Do we need to? I've mentioned in several PubCrawl podcast episodes that writing is both a craft and an art: you can learn and develop your craft, but your vision and execution is what makes it art. But what about publishing? Publishing is what turns your work of art into a product. There is an inherent discomfort in assigning monetary value to a work of art, yet that is what publishing does. As an acquiring editor, you are trying to make a case to your backer, the publisher, to put up the money to buy a prospective work. You have to make a case to them that there is room in the current market for a book like the one you want to buy.
And that necessitates a certain amount of ruthlessness. Well, ruthlessness may not be the best word; perhaps callousness is better. The ability to distance the self from something you like and turn it into something you can sell. Because just liking something isn't enough to sell it. You have to think about how to pitch it, how to package it, how to market it. And that means that some (most) of the books you acquire are not going to get the special treatment because it is a solid piece of work, but nothing special.
Ouch. And yet, there it is: the truth of what it is like to be published for the vast majority of authors out there. What we in the publishing business refer to as "the midlist". There is nothing wrong with being midlist; in fact, being midlist at a traditional publishing house is a privilege not many writers get to have. Many bestselling and critically celebrated authors began their careers in the midlist: Hilary Mantel before she wrote Wolf Hall, Gillian Flynn before Gone Girl, and yes, even John Green before The Fault in Our Stars. Midlist writers are the workhorses of the publishing world; they produce good, quality, consistent work, and are the bread and butter of traditional publishing.
But despite all this, the term "midlist" has acquired an unsavory connotation, as though being a midlist title is somehow a bad thing. A saying we have in publishing is Keep your eyes on your own paper, meaning Do not compare your career with someone else's. Yet it's hard when you don't get the fancy marketing package, the promotional dinners, the book tours, etc. that you see other authors getting, particularly those bestselling ones who are active on social media.
Perhaps it's because I experienced publishing from the business side first that I have an easier time separating JJ the artist from My Book the product. The honest truth is that once you finish a novel and ready it for publication, it behooves you to disengage your feelings from the outcome. Publishing is not a meritocracy; it is not fair. We see it over and over again: the solid, well-written, subtle and nuanced book that gets outperformed by the trendy, less well-written novel. If quality were the only thing that made a book a bestseller, then the lists would look very different.

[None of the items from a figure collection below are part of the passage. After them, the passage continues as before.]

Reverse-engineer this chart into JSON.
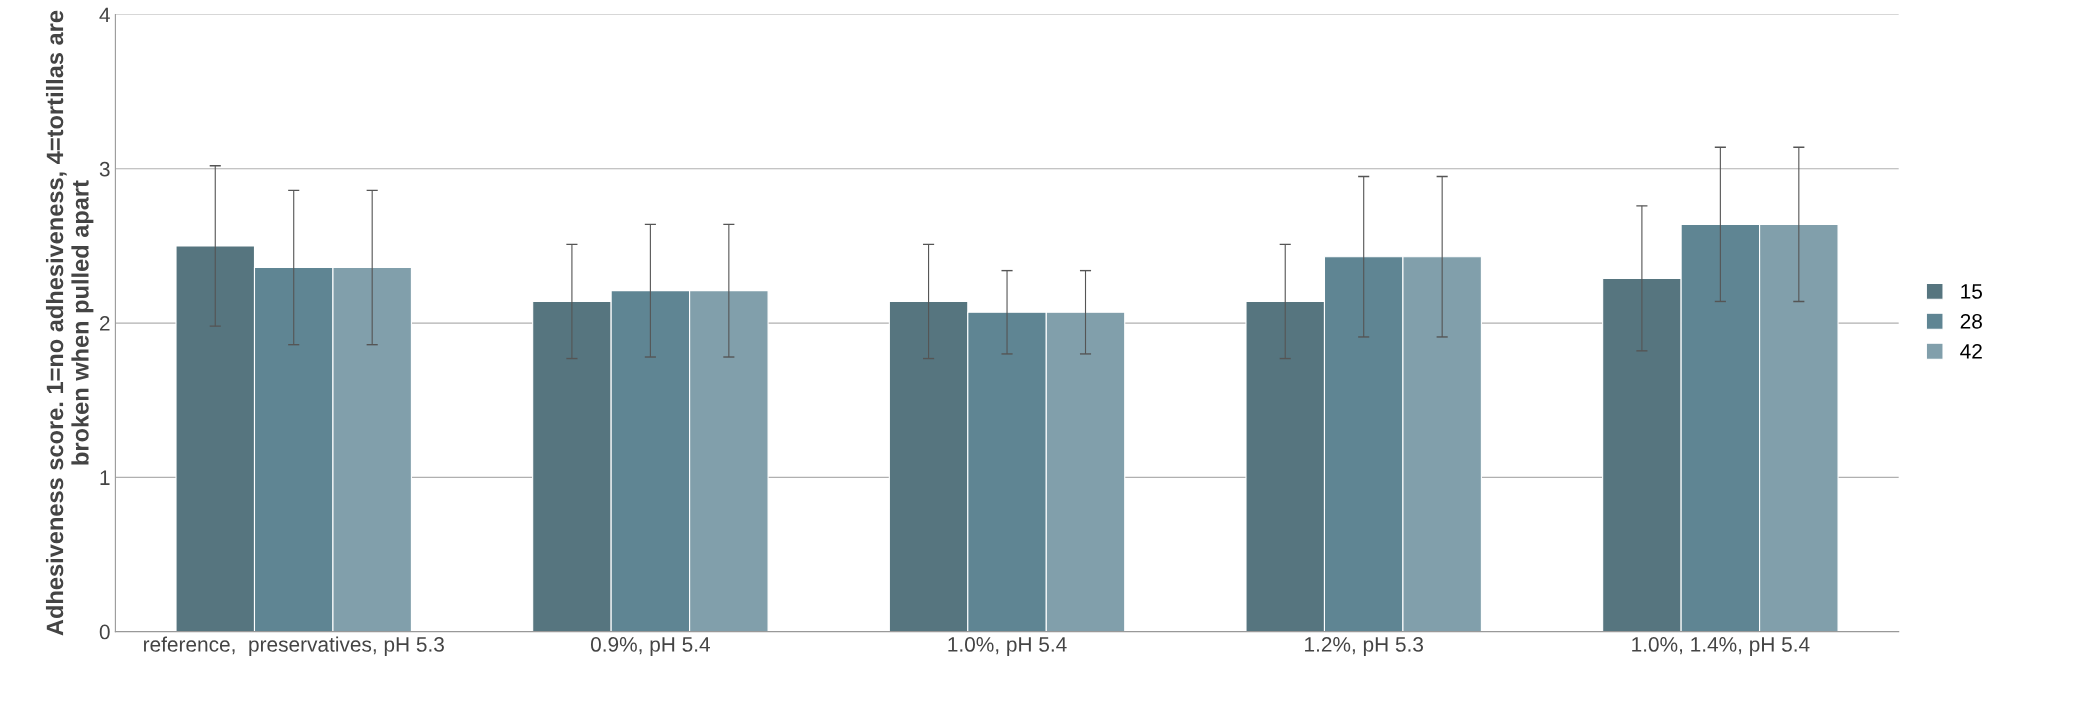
{
  "chart_data": {
    "type": "bar",
    "ylabel": "Adhesiveness score. 1=no adhesiveness, 4=tortillas are broken when pulled apart",
    "categories": [
      "reference,  preservatives, pH 5.3",
      "0.9%, pH 5.4",
      "1.0%, pH 5.4",
      "1.2%, pH 5.3",
      "1.0%, 1.4%, pH 5.4"
    ],
    "series": [
      {
        "name": "15",
        "color": "#56757f",
        "values": [
          2.5,
          2.14,
          2.14,
          2.14,
          2.29
        ],
        "errors": [
          0.52,
          0.37,
          0.37,
          0.37,
          0.47
        ]
      },
      {
        "name": "28",
        "color": "#5f8593",
        "values": [
          2.36,
          2.21,
          2.07,
          2.43,
          2.64
        ],
        "errors": [
          0.5,
          0.43,
          0.27,
          0.52,
          0.5
        ]
      },
      {
        "name": "42",
        "color": "#819fab",
        "values": [
          2.36,
          2.21,
          2.07,
          2.43,
          2.64
        ],
        "errors": [
          0.5,
          0.43,
          0.27,
          0.52,
          0.5
        ]
      }
    ],
    "ylim": [
      0,
      4
    ],
    "yticks": [
      0,
      1,
      2,
      3,
      4
    ],
    "grid": "y",
    "legend": "right"
  }
}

I don't know about you, but I find comfort in that. My success, or failure (such as I define it), as an author is not dependent on me. I am not my book. My story, once ready to be published, needs to go out into the world and live its own life, separate from me. When I was on submission, many of writing friends were astounded that I seemed so calm about the whole process (which I wasn't), but I found a lot of solace in the fact that rejection is not personal. I've written every kind of rejection there is; I should know. Those editors who turned me down didn't know how to sell my book. That's not a failing—either theirs or mine; it just is.
What about you? How do you navigate the Writing is Art, Publishing is Business divide? Are you as sanguine as I am about the whole thing?